Türk Ticaret Kanununun 4. maddesinde, bu Kanundan doğan hukuk “davalarının” ticari dava sayıldığı, aynı Kanunun 5. maddesinin ikinci fıkrasında, bir yerde ticaret mahkemesi varsa asliye hukuk mahkemesinin vazifesi içinde bulunan ve bu kanunun 4. maddesi hükmünce ticari sayılan “davalara”, ticaret mahkemesinde bakılacağı hususları düzenlenmiştir.
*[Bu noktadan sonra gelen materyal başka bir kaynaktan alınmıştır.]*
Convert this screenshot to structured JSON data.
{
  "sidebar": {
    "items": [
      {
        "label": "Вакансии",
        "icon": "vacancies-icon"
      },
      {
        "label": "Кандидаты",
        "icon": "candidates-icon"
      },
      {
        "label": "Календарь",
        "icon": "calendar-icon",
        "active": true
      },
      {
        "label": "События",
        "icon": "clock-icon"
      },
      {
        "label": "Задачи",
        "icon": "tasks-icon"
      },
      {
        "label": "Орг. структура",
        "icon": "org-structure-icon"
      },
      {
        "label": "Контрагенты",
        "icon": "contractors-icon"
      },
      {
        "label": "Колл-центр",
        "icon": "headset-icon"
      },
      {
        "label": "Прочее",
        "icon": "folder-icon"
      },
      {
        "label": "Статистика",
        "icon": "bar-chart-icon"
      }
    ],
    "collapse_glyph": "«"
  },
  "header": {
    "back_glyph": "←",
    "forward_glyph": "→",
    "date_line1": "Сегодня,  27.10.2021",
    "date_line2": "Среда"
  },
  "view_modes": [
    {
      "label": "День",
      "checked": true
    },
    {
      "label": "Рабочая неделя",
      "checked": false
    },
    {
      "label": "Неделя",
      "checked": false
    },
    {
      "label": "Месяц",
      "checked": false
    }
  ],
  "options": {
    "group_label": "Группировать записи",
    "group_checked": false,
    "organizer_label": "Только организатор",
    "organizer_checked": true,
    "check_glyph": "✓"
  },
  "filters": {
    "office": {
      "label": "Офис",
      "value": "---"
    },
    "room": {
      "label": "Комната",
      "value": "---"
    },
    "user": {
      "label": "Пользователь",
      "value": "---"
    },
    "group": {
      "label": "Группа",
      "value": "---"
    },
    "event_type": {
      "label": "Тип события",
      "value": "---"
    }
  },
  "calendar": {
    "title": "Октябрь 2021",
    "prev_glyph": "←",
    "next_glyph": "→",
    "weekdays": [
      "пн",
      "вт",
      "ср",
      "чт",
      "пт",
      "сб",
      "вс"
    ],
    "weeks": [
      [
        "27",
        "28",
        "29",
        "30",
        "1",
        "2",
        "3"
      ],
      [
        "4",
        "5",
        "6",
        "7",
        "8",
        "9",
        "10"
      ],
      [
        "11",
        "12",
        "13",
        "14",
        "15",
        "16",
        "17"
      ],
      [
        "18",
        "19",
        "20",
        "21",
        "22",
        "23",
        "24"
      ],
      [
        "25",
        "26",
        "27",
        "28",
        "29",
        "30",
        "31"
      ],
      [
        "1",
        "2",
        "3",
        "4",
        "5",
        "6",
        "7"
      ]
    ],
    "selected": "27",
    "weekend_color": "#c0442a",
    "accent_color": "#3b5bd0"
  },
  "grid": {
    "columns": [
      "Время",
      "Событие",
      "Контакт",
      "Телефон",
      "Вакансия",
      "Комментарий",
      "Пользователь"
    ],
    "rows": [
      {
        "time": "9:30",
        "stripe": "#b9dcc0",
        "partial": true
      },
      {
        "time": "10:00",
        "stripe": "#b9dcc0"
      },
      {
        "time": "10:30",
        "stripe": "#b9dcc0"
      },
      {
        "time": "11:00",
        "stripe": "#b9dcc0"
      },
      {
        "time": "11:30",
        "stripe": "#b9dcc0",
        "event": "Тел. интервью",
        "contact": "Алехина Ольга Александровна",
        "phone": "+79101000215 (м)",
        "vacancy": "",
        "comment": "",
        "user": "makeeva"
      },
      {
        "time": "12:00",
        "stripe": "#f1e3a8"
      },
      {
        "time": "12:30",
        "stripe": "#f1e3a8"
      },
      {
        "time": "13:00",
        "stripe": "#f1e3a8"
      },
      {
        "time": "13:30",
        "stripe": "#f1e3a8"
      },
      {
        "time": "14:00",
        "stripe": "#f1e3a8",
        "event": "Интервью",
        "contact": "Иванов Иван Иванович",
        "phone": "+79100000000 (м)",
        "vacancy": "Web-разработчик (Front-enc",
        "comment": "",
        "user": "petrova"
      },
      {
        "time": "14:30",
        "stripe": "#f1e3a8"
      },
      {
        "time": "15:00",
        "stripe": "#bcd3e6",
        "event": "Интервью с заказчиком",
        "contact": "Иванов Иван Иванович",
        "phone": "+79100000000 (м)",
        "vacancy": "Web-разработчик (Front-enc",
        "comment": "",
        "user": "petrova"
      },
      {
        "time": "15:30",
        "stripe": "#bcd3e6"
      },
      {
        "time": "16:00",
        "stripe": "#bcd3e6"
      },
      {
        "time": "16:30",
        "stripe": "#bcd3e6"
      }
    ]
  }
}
Toplanan tüm deliller ve dosya kapsamı bir bütün olarak değerlendirildiğinde açılan dava, davacı tarafın maliki olduğu 16 NAZ 16 plakalı araç ile davalı şirketin maliki olduğu 16 NC … plakalı aracın 26/07/2021 tarihinde karışmış oldukları trafik kazası neticesinde davacının aracında meydana geldiği iddia edilen( bakiye )değer kaybı alacağının tahsili amacıyla başlatılan icra takibine davalı tarafça yapılan itirazın iptaliyle takibin devamına karar verilmesine ilişkindir.İşbu dava dosyası her ne kadar Asliye Ticaret Mahkemesi’nde açılmış ise de kazaya karışan her iki aracın hususi araç niteliğinde olduğu,işbu araçların tarafların ticari işletmelerinde kullanıldığına dair herhangi bir beyan-evrak bulunmadığı, davacı ve davalı taraf şirket olsa da uyuşmazlığın TBK 49 a göre haksız fiilden kaynaklı maddi tazminat talebine ilişkin olduğu, davanın mutlak ve nispi ticari dava olarak nitelendirilemeyeceği dikkate alınarak davanın görev dava şartı noksanlığı sebebiyle usulden reddine, mahkememizin görevsizliğine, Bursa Asliye Hukuk Mahkemeleri’nin görevli olduğuna, HMK’nın 20. maddesi gereğince hükmün kesinleşmesinden itibaren iki haftalık kesin süre içerisinde talep halinde dosyanın Bursa Nöbetçi Asliye Hukuk Mahkemesine gönderilmesine, talep olmadığı takdirde dosya üzerinden davanın açılmamış sayılmasına dair karar verilmesine dair aşağıdaki şekilde karar verilmiştir.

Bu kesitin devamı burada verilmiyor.